The body pulsating apparatus and method disclosed herein has one or more angularly movable air displacers and programmed controls for the time, frequency and pressure operation of the air pulse generator and method. It is understood that the body pulsating apparatus and method is not limited to specific materials, construction, arrangements and method of operation as shown and described. Changes in parts, size of parts, materials, arrangement and locations of structures may be made by persons skilled in the art without departing from the invention.

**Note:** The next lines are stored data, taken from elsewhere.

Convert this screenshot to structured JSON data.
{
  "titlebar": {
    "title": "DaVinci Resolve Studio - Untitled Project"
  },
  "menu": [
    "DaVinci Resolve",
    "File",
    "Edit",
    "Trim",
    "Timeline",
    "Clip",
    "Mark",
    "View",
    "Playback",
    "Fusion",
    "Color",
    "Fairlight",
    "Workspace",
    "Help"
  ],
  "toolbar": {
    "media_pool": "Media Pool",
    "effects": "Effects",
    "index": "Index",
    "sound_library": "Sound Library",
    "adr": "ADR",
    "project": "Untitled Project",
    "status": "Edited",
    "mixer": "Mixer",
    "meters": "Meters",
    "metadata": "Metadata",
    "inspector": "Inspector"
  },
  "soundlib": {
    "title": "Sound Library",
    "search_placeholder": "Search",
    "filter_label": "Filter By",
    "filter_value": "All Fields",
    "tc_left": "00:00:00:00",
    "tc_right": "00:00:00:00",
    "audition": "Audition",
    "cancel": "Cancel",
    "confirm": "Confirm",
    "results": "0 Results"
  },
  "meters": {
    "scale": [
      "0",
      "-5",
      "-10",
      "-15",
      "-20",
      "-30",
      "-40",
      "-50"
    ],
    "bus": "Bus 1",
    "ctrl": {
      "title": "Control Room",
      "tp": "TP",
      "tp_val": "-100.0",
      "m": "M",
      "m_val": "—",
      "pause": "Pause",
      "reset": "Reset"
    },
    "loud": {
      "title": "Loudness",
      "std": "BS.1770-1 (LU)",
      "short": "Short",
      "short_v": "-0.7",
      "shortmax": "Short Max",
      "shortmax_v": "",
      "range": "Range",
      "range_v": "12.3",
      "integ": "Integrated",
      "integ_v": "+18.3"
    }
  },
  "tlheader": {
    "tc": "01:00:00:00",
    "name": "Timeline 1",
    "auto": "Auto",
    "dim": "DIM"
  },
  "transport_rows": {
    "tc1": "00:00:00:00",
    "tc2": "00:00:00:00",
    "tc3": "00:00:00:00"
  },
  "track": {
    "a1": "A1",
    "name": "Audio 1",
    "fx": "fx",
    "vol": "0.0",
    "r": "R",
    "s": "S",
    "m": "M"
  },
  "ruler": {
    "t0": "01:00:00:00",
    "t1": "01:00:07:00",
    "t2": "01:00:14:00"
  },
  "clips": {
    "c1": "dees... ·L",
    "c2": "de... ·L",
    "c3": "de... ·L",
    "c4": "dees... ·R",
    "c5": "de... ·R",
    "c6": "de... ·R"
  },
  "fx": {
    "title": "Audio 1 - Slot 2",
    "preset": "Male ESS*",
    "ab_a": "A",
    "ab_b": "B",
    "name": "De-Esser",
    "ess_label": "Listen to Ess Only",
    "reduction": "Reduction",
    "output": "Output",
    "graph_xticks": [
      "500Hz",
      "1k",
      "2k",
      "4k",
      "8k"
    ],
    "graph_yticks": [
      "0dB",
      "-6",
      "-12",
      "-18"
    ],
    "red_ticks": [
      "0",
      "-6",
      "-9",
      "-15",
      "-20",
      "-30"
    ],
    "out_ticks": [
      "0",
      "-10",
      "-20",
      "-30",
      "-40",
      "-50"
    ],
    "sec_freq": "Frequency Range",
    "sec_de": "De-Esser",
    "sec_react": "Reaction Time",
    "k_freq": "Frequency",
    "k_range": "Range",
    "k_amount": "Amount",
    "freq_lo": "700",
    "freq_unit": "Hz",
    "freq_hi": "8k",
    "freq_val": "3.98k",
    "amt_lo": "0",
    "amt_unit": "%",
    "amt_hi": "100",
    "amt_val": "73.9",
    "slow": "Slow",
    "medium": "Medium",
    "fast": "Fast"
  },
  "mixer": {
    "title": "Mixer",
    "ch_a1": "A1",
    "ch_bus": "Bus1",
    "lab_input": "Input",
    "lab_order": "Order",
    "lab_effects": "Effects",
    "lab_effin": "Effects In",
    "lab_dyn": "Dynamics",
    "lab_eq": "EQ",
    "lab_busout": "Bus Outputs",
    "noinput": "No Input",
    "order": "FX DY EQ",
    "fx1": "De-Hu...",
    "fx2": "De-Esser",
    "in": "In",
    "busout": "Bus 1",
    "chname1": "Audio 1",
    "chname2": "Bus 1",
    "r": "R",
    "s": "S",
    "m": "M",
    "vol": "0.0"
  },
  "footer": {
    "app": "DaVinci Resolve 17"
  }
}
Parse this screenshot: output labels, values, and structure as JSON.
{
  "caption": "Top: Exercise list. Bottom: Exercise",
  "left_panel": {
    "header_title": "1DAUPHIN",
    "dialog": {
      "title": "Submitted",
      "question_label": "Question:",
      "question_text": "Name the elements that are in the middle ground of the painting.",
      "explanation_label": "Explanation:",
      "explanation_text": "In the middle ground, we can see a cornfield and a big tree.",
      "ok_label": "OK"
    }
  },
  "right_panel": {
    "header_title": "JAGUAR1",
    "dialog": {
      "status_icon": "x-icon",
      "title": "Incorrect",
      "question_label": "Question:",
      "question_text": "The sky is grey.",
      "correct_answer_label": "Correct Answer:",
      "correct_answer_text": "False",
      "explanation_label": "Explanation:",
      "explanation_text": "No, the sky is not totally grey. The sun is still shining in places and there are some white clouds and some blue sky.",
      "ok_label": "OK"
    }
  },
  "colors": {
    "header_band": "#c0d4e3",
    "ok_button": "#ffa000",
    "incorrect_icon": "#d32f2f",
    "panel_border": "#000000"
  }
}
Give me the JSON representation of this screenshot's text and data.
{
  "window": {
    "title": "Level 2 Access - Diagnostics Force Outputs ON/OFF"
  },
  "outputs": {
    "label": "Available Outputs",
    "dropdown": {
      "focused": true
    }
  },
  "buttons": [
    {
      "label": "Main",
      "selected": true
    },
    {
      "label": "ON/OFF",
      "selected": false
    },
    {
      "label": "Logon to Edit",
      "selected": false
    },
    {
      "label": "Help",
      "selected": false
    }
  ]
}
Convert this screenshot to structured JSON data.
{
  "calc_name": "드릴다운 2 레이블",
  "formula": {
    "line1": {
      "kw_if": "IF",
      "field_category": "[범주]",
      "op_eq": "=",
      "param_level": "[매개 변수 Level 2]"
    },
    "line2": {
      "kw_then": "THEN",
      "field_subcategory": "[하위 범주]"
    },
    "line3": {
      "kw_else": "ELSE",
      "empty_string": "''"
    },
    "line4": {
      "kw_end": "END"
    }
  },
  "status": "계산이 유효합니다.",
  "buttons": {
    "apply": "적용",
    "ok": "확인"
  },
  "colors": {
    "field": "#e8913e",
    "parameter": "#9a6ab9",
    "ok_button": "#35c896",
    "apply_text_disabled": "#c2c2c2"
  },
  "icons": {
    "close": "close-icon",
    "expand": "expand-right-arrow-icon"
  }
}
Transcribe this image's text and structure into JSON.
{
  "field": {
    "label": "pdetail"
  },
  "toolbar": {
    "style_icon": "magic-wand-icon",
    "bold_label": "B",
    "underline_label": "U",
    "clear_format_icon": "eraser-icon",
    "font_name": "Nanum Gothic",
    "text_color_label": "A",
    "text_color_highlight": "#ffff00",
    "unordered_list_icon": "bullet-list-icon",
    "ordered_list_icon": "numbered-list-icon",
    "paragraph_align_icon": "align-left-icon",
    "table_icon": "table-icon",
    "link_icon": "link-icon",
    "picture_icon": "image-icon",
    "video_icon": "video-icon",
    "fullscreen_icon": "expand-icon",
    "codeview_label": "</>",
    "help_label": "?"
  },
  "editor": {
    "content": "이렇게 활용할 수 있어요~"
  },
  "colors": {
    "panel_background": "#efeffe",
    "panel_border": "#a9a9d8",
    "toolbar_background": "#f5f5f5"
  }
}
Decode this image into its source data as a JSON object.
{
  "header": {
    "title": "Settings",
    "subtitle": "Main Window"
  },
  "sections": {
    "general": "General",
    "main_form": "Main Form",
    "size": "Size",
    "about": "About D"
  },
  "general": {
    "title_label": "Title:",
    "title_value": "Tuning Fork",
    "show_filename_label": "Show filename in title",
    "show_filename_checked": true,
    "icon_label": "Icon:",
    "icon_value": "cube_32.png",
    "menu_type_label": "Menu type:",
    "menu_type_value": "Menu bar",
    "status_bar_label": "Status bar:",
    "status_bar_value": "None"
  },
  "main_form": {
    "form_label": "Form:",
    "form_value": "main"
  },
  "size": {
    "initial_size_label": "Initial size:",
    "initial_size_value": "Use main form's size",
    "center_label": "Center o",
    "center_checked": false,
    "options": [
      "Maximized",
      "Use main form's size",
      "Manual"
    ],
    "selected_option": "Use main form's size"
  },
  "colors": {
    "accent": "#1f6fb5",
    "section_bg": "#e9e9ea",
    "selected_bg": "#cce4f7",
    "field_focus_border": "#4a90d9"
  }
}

This application is a Continuation of U.S. application Ser. No. 16/698,261, filed Nov. 27, 2019, which is a Continuation of U.S. application Ser. No. 15/066,113, filed on 10 Mar. 2016, which is a Divisional application Ser. No. 13/431,956, filed on 27 Mar. 2012, now U.S. Pat. No. 10,016,335, the contents of which are incorporated herein by reference. A claim of priority to all, to the extent appropriate, is made.